Pet Mobility Devices-A Guest Blog By Heather Kalinowski Of Trupanion Insurance

Heather Kalinowski is a pet lover and new mom who spends her days helping other pet owners protect their pets with cat and dog insurance. Trupanion offers 90% coverage for diagnostic tests, surgeries, medications, and mobility devices if a pet becomes sick or injured.

 

Pet owners are always looking for ways to provide the best quality of care and quality of life for their pets. When a crisis strikes, resulting in a disabled pet, these pet owners will be looking for options to keep their pet living a happy, healthy life. Pet mobility devices are just one option.

 

There are three different kinds of mobility devices: orthotics, prosthetics, and carts.

 

  • Orthotics are external support structures for a pet’s leg that help reduce pain and maintain comfort. They can be used long-term or for support during the healing process.

 

  • Prosthetics are used to replace a missing leg or portion of a leg that has been amputated due to a traumatic accident or illness. The device allows the pet to maintain the same level of activity as a pet with all four legs.

 

  • Carts, often called ‘pet wheelchairs’, are frames in which a pet is placed that replace back-end mobility.

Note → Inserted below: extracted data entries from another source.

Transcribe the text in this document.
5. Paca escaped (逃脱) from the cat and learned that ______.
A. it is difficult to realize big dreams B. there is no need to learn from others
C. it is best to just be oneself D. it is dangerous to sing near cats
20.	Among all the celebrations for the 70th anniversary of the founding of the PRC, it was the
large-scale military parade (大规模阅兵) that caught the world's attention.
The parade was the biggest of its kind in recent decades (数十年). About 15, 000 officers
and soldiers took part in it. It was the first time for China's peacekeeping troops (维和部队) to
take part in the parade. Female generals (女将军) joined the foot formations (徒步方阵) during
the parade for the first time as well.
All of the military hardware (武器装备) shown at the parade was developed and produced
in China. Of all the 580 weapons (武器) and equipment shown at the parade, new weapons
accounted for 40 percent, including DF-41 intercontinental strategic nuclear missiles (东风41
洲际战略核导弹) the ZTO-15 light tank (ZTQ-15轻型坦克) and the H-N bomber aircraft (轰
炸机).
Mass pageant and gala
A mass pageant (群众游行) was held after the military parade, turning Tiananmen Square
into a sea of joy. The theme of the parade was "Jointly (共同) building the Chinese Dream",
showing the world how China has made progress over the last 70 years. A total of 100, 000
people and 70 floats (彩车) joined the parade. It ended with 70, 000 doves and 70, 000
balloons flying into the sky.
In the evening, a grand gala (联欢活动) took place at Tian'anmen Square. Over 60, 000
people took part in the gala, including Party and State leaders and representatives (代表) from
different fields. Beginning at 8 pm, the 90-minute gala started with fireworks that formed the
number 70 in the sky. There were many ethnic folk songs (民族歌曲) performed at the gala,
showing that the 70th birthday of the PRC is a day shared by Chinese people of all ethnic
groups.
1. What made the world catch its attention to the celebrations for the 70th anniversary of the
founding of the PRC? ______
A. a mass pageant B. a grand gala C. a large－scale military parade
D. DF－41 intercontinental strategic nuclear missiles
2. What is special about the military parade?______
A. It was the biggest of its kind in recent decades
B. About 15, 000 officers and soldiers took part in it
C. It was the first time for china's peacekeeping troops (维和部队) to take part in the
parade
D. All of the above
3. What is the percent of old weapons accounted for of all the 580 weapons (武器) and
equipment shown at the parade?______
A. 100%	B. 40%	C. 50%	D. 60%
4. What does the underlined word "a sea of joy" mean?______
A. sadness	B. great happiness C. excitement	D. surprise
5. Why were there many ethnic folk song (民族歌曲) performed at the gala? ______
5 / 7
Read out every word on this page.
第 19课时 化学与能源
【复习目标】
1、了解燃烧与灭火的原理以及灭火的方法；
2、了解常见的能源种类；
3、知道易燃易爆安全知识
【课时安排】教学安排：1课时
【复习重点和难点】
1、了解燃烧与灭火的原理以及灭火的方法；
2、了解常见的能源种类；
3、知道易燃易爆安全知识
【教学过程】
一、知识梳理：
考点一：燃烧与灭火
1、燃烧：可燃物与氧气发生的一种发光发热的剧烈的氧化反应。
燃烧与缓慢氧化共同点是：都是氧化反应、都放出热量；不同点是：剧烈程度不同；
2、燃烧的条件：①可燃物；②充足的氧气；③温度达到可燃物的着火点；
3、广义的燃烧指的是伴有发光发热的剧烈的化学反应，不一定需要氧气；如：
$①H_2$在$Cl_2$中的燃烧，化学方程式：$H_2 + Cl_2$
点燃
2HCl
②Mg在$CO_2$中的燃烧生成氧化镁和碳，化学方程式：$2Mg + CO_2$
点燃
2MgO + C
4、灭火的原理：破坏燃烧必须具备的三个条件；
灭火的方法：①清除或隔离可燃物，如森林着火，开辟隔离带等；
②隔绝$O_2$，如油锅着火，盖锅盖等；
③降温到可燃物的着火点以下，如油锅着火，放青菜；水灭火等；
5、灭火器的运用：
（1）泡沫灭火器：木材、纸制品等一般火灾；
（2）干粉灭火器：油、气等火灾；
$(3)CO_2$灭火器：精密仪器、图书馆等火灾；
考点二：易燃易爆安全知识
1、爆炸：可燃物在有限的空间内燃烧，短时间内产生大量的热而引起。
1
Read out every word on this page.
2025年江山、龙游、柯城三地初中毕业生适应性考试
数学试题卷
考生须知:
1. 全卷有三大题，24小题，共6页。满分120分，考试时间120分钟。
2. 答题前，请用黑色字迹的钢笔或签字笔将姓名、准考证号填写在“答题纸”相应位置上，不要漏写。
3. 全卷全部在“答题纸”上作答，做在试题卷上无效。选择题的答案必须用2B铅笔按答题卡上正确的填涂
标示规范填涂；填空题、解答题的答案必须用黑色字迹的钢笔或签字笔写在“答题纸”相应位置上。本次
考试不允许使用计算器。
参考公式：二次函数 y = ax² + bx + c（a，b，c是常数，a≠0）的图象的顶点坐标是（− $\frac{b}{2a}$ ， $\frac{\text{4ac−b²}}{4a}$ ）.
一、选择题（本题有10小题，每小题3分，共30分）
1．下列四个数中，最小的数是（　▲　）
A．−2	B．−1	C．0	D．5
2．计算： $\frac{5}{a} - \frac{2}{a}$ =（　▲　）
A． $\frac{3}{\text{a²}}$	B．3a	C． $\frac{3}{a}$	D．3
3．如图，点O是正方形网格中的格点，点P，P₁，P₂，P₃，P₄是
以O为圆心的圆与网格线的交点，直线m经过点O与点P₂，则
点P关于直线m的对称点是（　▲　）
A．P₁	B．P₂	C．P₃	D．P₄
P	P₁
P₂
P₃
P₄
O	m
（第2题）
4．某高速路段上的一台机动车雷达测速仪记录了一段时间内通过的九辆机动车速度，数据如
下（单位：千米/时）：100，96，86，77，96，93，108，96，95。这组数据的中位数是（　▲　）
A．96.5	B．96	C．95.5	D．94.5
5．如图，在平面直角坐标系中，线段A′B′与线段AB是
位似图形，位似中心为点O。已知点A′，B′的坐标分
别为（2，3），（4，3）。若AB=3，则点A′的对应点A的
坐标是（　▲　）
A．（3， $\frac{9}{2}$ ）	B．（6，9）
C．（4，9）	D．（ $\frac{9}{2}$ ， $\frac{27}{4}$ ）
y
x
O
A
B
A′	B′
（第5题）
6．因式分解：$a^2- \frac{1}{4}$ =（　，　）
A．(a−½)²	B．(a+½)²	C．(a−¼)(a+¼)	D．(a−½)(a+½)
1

Carts are designed to provide support and easy maneuverability for an immobile pet. Typically, a pet must have normal front leg strength in order to power the cart.

 

These assistive devices aid in the well-being of the pet by correcting or accommodating the pet’s leg, including stabilizing a neurologically deficient limb, providing support for a weak joint, or preventing the shortening of muscles.

 

A pet can become disabled due to trauma, illness, or old age, but the most common health conditions treated with mobility devices are the following:

 

  • Neurologically deficient limbs
  • Paralysis
  • Weak joints
  • Shortening of muscles
  • Amputation of limbs
  • Recovery from surgery
  • Elbow dysplasia
  • Osteochondrosis
  • Arthritis

 

Mobility devices can even sometimes replace a more traumatic treatment, such as amputation, so it’s important to have all the options available to make the best decision for the pet.

 

Have you ever had to utilize a mobility device for your pet?